The foregoing is only a preferred embodiment of the present invention and is not intended to be exhaustive or to limit the invention. It will be understood by those skilled in the art that various changes may be made and equivalents may be substituted without departing from the scope of the invention.

Claims

1. A radar liquid cooling device, comprising:

the liquid cooling plate (10) is internally provided with a flow passage (101), the flow passage (101) is arranged in an S shape, one side of the liquid cooling plate (10) is provided with a connecting port (11), the connecting port (11) comprises a communicating pipe (111), the periphery of the communicating pipe (111) is provided with an annular groove (112), one end, facing the outer side of the liquid cooling plate (10), of the annular groove (112) is provided with an annular hole (113), the annular hole (113) is coaxially arranged on the outer side of the communicating pipe (111), one end of the flow passage (101) is communicated with the inside of the communicating pipe (111), and the other end of the flow passage (101) is communicated with the annular groove (112);

the liquid cooling plate (10) comprises an upper plate and a lower plate, the flow channel (101) and the connecting port (11) are arranged on the surfaces of the upper plate and the lower plate, which are in contact with each other, and the upper plate and the lower plate are in sealed connection;

the pipe joint (20) is provided with an inner pipe (21) and an outer pipe (22) which is coaxial with the inner pipe (21), an annular cavity (201) is arranged between the inner pipe (21) and the outer pipe (22), the bottom of the pipe joint (20) is connected with the connecting port (11), the inner pipe (21) is communicated with the communicating pipe (111), the lower end face of the inner pipe (21) is in contact sealing with the end face of the communicating pipe (111), the lower end face of the outer pipe (22) is in contact with the outer wall of the liquid cooling plate (10), and the annular cavity (201) is communicated with the annular hole (113);

an inner annular groove (211) is processed on the upper end face of the inner pipe (21), an inner pipeline (30) is embedded in the inner annular groove (211), and the inner pipeline (30) is communicated with the inner pipe (21) and the communicating pipe (111); an outer annular groove (221) is machined in the upper end face of the outer pipe (22), an outer pipeline (40) is embedded in the outer annular groove (221), and an annular gap (304) between the inner pipeline (30) and the outer pipeline (40) is communicated with the annular cavity (201) and the annular hole (113);

the inner pipeline (30) and the outer pipeline (40) are both made of plastics or rubber, when the outer pipeline is assembled, the outer pipeline (40) is pressed tightly by forming a plurality of layers of annular indentations on the outer wall of the outer pipe (22), and the outer pipeline (40) and the outer annular groove (221) are sealed through the plurality of layers of annular indentations; the inner pipe (30) is compressed by forming a plurality of layers of annular indentations on the inner wall of the inner pipe (21), and the inner pipe (30) is sealed with the inner annular groove (211) by the plurality of layers of annular indentations.

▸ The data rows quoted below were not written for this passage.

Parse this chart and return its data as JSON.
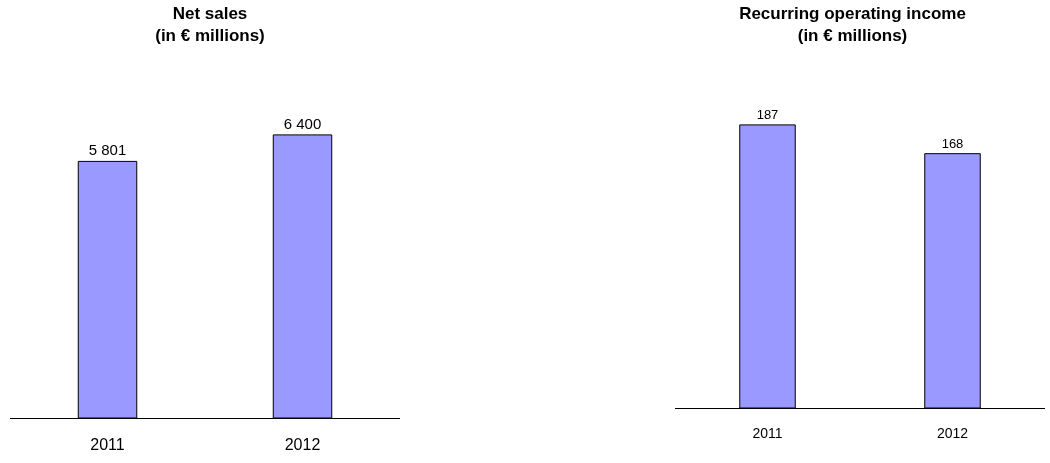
{
  "chart_data": [
    {
      "type": "bar",
      "title": "Net sales\n(in € millions)",
      "categories": [
        "2011",
        "2012"
      ],
      "values": [
        5801,
        6400
      ],
      "value_labels": [
        "5 801",
        "6 400"
      ],
      "color": "#9999ff"
    },
    {
      "type": "bar",
      "title": "Recurring operating income\n(in € millions)",
      "categories": [
        "2011",
        "2012"
      ],
      "values": [
        187,
        168
      ],
      "data_labels": true,
      "color": "#9999ff"
    }
  ]
}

2. A radar liquid cooling device according to claim 1, characterised in that a heat sink (12) is arranged in the flow channel (101) in the direction of flow of the cooling liquid.

3. The radar liquid cooling device as recited in claim 1, wherein the lower end of the outer pipe (22) is provided with a flange (23), the pipe joint (20) is connected with the liquid cooling plate (10) through the flange (23), and the lower end surfaces of the flange (23) and the inner pipe (21) are provided with sealing rings for ensuring the sealing performance between the pipe joint (20) and the liquid cooling plate (10).

4. The radar liquid cooling device as recited in claim 1, wherein a plurality of ribs (24) are uniformly circumferentially disposed between the inner tube (21) and the outer tube (22).

5. A radar liquid cooling device according to claim 1, characterised in that the other ends of the inner (30) and outer (40) pipes are provided with pipe connections (20).